DENVER — Today is World Cancer Day. Cancer is the second leading cause of death in the U.S., only after cardiovascular disease. Let’s test your knowledge about cancer.
What is the most common type of cancer?
- Skin cancer is the most common type of cancer in the U.S. About 1 in 5 people will develop some type of skin cancer throughout their life. Coloradoans are at higher risk, especially people living in higher altitude. Pitkin, Gunnison and Chaffee have some of the highest rates of melanoma in the state. Wear those long sleeves, hats and sunscreen, and limit your outdoor exposure during peak sunny times.
What common virus can cause cervical, throat and genital cancers?
- Human Papilloma Virus (or HPV) with the high-risk strains is associated with these types of cancers. There is a vaccine available now at age 11 or 12 for youth. For those who did not receive it at that age, you can also get the HPV vaccine in women up to 26 years old and 21 years old in men.
Breast and ovarian cancer can be passed along in families. True or False?

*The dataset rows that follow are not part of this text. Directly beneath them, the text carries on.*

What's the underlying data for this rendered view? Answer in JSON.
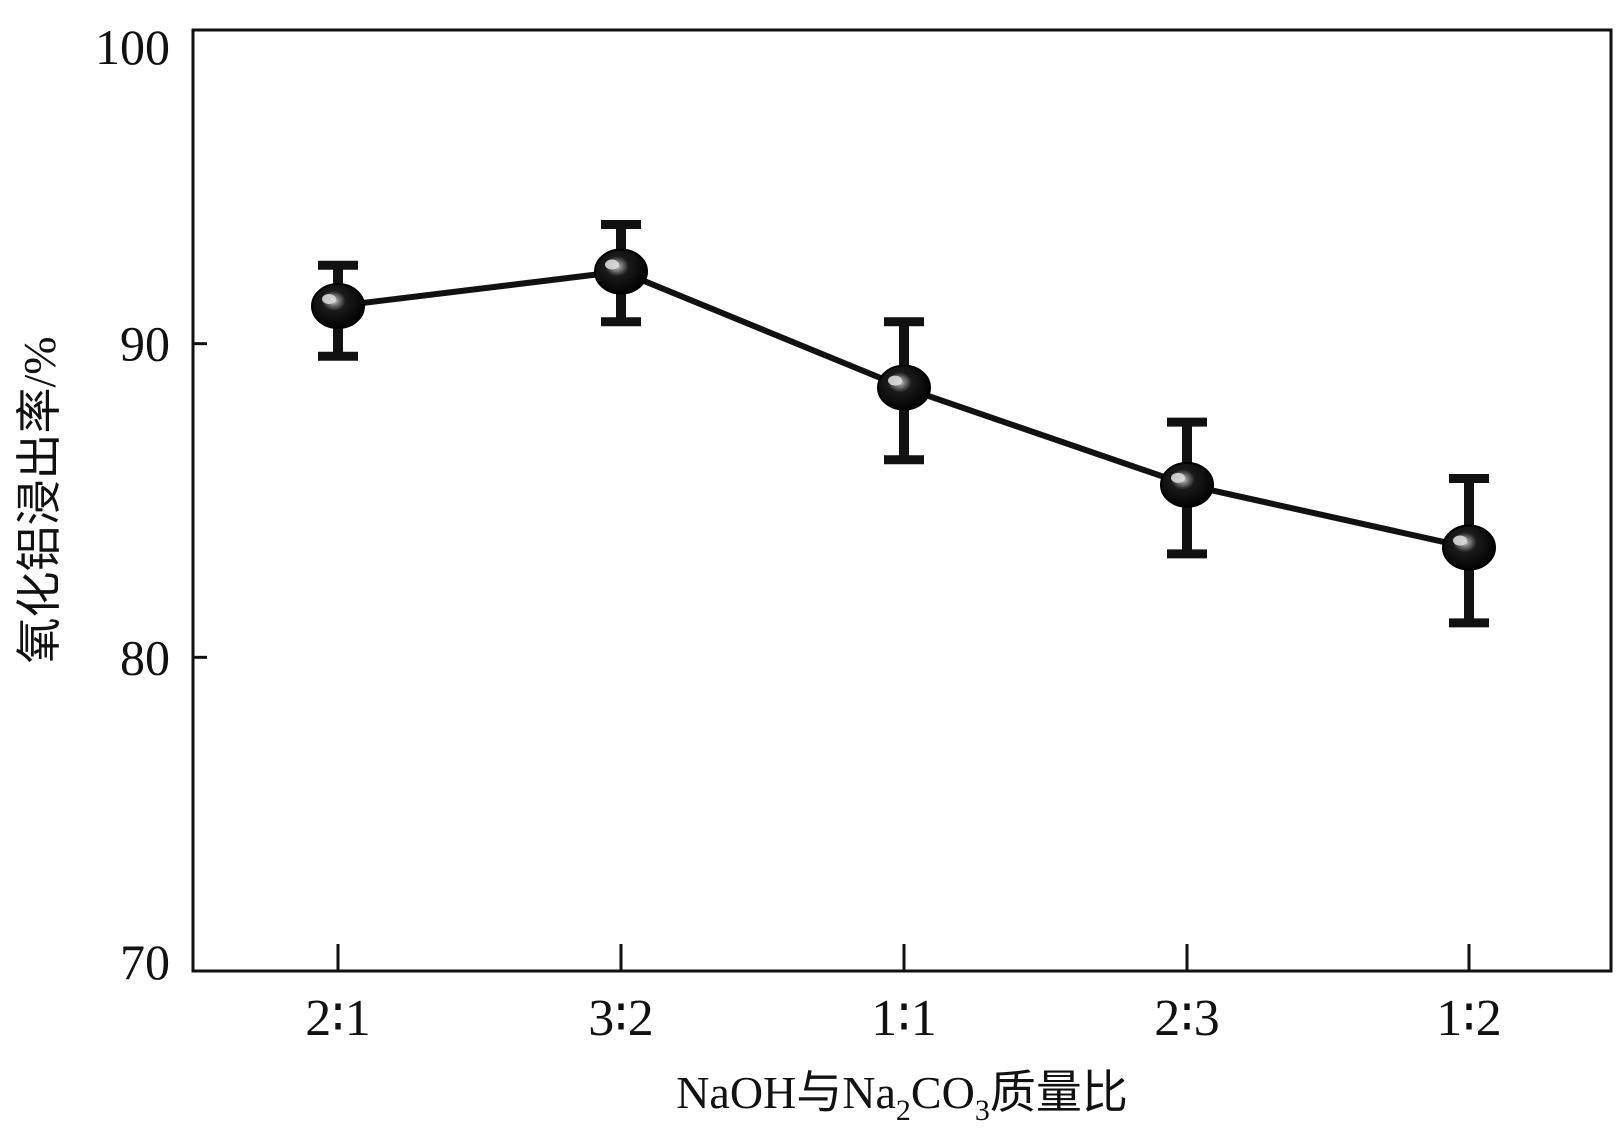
{
  "chart_data": {
    "type": "line",
    "categories": [
      "2∶1",
      "3∶2",
      "1∶1",
      "2∶3",
      "1∶2"
    ],
    "series": [
      {
        "values": [
          91.2,
          92.3,
          88.6,
          85.5,
          83.5
        ],
        "error_low": [
          89.6,
          90.7,
          86.3,
          83.3,
          81.1
        ],
        "error_high": [
          92.5,
          93.8,
          90.7,
          87.5,
          85.7
        ]
      }
    ],
    "ylim": [
      70,
      100
    ],
    "yticks": [
      70,
      80,
      90,
      100
    ],
    "ylabel": "氧化铝浸出率/%",
    "xlabel": {
      "prefix": "NaOH与Na",
      "sub1": "2",
      "mid": "CO",
      "sub2": "3",
      "suffix": "质量比"
    },
    "grid": false,
    "colors": {
      "line": "#111111",
      "marker": "#0a0a0a",
      "highlight": "#d8d8d8"
    }
  }
}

- True. There are genetic mutations which can be passed along in families, such as the BRCA1 and BRCA2 genes, which can be associated with both breast and ovarian cancers. Factors which may suggest you have a higher risk of a family-link to these cancers is if you have multiple people in your family who have had these cancers. Other risk factors for these cancers are the use of contraceptives and hormone replacement therapies, alcohol use, early menstruation and late menopause and physical activity.
Ten to 15 percent of lung cancers occur in people who have never smoked. What are some of the risk factors?
- Radon gas in homes is the most common reason for lung cancer. This is an odorless, colorless gas which comes from uranium decay in soil and can enter homes through foundation cracks, around pipes or even in the water supply if you have well water. Get the home-kit to test for this.
- Secondhand smoke
- Air pollution
- Wood smoke
Colorectal cancers are increasing in younger and middle-aged people.
- True. People born in 1990 have twice the risk of colon cancer and four times the risk of rectal cancer as compared to people born in 1950. This has led to the American Cancer Society (ACS) changing their recommendations to lower the screening age from 50 to 45 years old. They recommend people with average risk for colorectal cancer can use a stool test which looks for blood or get a screening colonoscopy. If you have a strong family history of colorectal cancer, the ACS recommends screening may need to start sooner than 45 years old.